During February the Pareturn GVC Gaesco Columbus European Midcap Equity Fund class I fell by -4.12%. Over the past twelve months the Fund has risen by 11.46%, and by 35.15% over the last 3 years. Since inception in June 2008, Columbus’ return has been 164%, comfortably exceeding the broad European equity index. The volatility over the last 12 months has been 13.01%.
Equity markets fell in February as fears about a possible Russian invasion of Ukraine became reality. The resulting concerns about possible economic impacts add to the existing anxiety around inflation. Before the conflict, this had been the clearest issue in financial markets, driving long-term bond rates to new highs. However, as the Russia-Ukraine conflict has increased global risks the resulting change in sentiment has caused a flight to safe assets and a renewed increase in the US dollar. Sanctions have led to sharp increases in the price of many commodities, particulary energy, impacting our central scenario of economic recovery for this year and next. A prolonged period of volatility in financial markets now seems likely as growth expectations fall but inflationary pressures remain. The associated sharp sell-offs are providing attractive long-term entry points for some high quality companies and our cash position gives us the scope to take advantage
Across the Columbus portfolio we saw a similar sharp reversal in fortunes for some of the holdings with Duerr, the German listed industrial machinery group (-18%) and S&T, the Austrian IT consultancy (-16%) suffering the most. Along with other suppliers to the automotive industry, Duerr was impacted early in the month by concerns over the effect of rising raw material costs and the on-going weakness in auto production due to supply shortages for certain key components. For S&T, as for many service companies the recent weakness was related to the expectation of further increases in salary costs as the inflationary forces work through the system. In the final days of the month both stock, and most of the portfolio, fell on the news of the invasion.

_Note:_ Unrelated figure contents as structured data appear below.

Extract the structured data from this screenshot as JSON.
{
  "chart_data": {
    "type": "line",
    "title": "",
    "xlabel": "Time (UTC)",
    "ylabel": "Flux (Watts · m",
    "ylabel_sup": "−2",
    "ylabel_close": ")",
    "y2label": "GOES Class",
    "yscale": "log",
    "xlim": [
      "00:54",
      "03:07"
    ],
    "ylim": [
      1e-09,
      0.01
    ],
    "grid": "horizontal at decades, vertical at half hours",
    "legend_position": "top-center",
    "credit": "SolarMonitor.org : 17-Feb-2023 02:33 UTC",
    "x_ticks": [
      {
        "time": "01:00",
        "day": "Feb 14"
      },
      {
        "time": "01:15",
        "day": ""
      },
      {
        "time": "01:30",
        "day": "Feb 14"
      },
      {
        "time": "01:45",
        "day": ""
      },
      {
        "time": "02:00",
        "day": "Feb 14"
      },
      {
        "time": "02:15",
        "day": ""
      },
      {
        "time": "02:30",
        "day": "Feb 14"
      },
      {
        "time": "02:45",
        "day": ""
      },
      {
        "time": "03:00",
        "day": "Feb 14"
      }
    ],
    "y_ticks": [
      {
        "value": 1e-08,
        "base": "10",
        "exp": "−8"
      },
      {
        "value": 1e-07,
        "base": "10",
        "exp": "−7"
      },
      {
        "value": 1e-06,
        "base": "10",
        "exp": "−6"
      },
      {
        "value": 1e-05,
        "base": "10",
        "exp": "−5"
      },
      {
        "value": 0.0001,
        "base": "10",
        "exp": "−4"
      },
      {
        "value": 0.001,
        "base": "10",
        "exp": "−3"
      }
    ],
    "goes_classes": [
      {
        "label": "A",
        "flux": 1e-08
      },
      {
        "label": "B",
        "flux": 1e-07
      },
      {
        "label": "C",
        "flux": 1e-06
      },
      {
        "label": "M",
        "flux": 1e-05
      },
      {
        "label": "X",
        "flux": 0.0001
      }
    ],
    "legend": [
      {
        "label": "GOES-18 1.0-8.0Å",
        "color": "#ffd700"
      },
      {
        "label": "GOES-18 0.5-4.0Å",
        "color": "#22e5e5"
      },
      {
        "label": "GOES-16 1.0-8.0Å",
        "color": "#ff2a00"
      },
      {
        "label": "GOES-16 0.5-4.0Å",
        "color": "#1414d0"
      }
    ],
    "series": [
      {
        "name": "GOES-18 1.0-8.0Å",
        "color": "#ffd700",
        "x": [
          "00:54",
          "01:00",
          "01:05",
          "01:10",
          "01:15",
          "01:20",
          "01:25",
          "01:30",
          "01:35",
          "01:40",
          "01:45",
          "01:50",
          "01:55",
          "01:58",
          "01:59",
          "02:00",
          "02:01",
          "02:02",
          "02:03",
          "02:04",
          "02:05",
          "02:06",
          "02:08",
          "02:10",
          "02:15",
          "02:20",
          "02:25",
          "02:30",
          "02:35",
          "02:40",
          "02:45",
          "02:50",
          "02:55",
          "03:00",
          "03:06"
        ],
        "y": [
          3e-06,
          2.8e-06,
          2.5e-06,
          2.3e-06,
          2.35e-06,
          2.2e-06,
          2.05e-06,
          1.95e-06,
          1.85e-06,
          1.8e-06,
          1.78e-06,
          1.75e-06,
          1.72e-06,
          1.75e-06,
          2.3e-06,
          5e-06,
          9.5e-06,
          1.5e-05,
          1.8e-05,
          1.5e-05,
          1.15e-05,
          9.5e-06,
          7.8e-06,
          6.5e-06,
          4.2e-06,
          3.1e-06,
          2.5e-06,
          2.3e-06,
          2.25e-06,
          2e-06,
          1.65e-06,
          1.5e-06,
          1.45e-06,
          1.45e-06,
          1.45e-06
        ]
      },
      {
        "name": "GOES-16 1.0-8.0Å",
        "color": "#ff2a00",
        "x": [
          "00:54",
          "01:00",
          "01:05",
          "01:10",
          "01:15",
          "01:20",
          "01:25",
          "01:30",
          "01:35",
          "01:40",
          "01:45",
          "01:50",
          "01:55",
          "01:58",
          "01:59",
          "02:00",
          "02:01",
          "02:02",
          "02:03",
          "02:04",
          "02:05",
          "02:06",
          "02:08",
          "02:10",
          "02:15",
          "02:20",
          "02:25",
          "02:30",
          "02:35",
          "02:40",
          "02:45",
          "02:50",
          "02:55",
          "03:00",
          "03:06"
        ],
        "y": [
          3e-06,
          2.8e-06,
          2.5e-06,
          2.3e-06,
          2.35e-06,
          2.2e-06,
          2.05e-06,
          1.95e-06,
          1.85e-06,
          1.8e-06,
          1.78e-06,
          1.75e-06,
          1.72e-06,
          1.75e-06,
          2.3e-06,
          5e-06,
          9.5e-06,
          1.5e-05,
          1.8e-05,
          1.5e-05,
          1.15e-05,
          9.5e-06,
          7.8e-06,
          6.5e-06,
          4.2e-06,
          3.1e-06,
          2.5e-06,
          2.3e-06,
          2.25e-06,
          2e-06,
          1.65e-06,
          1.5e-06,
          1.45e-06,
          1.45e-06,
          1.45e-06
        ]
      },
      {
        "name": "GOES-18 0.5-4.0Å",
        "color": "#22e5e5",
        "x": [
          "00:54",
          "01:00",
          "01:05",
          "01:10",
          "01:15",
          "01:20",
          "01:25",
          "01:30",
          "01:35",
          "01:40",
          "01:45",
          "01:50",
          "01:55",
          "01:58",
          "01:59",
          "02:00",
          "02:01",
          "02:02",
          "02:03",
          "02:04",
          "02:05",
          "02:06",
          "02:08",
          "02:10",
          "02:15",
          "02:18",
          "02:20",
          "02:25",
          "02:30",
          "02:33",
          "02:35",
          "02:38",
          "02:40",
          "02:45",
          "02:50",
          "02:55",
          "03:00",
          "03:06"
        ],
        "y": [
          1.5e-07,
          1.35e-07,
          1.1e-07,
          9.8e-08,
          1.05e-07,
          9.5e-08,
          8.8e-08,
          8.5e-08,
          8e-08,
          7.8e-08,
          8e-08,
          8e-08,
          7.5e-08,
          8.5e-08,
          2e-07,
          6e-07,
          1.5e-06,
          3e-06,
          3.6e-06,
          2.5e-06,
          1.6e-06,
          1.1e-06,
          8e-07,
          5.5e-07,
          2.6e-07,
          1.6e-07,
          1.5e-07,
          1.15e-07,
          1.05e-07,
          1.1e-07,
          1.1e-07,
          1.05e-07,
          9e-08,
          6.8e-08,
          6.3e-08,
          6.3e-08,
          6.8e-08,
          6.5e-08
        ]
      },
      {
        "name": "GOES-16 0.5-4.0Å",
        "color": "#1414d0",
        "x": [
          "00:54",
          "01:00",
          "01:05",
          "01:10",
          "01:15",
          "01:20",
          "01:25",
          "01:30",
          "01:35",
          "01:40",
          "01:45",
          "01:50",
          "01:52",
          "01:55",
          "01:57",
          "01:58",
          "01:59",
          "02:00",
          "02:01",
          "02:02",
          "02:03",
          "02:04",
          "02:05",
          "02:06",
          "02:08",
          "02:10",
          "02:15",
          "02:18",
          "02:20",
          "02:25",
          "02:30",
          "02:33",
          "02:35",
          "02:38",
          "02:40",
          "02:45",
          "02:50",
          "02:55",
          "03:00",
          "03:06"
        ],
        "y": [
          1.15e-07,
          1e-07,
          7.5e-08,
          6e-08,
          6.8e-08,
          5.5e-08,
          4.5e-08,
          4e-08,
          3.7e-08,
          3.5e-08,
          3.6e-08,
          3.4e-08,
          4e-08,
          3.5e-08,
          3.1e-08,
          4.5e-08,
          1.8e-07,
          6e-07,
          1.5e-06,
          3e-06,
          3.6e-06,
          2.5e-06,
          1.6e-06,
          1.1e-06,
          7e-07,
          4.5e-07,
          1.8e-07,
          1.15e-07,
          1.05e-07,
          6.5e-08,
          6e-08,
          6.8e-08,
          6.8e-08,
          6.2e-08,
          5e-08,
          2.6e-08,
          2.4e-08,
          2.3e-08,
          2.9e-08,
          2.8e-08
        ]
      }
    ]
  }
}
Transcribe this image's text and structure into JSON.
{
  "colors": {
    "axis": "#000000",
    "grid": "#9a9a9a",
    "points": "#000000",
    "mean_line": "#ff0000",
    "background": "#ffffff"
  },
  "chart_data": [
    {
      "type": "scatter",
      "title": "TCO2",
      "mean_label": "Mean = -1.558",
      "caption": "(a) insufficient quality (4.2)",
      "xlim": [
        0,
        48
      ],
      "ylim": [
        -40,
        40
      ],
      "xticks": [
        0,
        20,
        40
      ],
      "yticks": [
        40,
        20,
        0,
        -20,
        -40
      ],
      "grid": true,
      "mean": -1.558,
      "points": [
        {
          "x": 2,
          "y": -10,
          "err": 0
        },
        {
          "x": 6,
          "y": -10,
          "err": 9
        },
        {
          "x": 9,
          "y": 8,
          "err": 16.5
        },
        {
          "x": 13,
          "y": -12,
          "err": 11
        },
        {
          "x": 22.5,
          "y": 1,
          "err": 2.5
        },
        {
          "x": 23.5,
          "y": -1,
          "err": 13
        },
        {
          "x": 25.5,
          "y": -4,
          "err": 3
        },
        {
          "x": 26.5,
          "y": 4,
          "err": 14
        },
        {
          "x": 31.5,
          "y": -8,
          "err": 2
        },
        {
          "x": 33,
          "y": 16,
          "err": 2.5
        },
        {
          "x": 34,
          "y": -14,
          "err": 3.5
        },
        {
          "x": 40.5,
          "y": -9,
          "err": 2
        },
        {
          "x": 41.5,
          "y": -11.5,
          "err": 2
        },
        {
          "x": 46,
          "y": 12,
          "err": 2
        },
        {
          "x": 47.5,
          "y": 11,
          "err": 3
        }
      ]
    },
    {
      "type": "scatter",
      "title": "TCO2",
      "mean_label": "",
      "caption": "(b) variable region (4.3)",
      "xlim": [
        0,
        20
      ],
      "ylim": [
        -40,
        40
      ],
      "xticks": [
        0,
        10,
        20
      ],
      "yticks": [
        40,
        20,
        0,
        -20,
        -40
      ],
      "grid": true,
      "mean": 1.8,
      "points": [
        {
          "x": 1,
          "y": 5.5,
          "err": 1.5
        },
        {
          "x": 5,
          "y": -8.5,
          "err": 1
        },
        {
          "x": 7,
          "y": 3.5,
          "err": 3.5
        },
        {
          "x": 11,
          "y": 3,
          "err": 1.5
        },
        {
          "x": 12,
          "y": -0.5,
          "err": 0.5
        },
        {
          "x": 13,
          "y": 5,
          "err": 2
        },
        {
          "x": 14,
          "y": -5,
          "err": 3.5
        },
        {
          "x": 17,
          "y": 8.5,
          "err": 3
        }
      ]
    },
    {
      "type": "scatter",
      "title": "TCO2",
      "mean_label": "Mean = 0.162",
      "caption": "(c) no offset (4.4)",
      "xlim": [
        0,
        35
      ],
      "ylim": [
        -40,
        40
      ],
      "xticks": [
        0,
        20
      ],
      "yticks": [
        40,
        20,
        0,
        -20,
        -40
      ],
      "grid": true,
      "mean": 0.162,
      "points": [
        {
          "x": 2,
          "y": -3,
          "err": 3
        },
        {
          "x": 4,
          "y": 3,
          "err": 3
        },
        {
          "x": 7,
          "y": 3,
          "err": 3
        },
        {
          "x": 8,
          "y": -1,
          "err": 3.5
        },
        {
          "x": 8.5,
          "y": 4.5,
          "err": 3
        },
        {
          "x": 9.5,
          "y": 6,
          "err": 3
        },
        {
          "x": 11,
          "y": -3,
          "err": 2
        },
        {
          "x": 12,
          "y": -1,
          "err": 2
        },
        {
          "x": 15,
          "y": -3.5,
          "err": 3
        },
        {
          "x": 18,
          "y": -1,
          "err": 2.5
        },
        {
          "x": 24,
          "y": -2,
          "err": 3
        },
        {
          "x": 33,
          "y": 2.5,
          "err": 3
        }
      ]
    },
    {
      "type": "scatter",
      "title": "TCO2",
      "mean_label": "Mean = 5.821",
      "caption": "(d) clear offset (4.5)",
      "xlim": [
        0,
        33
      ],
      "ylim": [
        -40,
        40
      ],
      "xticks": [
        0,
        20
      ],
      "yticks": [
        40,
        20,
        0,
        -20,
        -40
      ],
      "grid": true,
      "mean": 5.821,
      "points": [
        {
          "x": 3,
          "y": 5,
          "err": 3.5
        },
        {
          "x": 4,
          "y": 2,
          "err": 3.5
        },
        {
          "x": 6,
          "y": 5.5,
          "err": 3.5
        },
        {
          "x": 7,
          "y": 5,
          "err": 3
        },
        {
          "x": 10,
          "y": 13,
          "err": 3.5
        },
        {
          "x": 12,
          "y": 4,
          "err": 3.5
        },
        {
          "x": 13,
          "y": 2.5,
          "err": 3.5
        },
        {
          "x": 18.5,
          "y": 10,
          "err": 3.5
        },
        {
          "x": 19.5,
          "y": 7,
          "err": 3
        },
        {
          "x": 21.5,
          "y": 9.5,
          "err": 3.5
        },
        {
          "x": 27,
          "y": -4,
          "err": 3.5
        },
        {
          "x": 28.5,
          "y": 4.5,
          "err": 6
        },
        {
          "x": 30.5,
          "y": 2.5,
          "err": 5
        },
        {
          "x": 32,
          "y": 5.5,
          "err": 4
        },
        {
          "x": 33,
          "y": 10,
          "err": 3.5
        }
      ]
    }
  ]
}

Despite this concerning backdrop several stocks on the fund bucked the trend including both YouGov, the UK listed marketing services group (+9%) and Neoen, the French renewable energy company (+8%) showing solid returns. Neoen reported a strong set of full year results, revealing a better than anticipated project win rate in the fourth quarter and reiterated their mid-term growth targets. During the month we sold our position in Akka Technologies as the price rose to the level of the bid. We used the proceeds to add to positions in several holdings including Financials.
It is interesting to look back on how our portfolio has been changing over the last two years, since before the pandemic hit. In late 2019, we had a sizeable position in technology, software, renewable and health related stocks (40% of the portfolio). In the intervening period several of these holdings were sold on valuation grounds, some were taken over, with now only 6% of the portfolio invested in technology consultancy businesses. In the Columbus fund today, industrials and consumer stocks are prominent with a tilt to “economic normalizations stocks”, which are companies that were hit by the pandemic and are now returning to normal trading conditions.
We thank you for your trust and wish the best to you and your families during these uncertain times.
Since June 14, 2018 both domestic and foreign investors have been able to access the Columbus strategy via the master-feeder structure between the Columbus 75 Sicav in Spain (feeder) and the Luxembourg registered Pareturn GVC Gaesco Columbus European Midcap Equity Fund (master). The Luxembourg vehicle offers both institutional and retail share classes.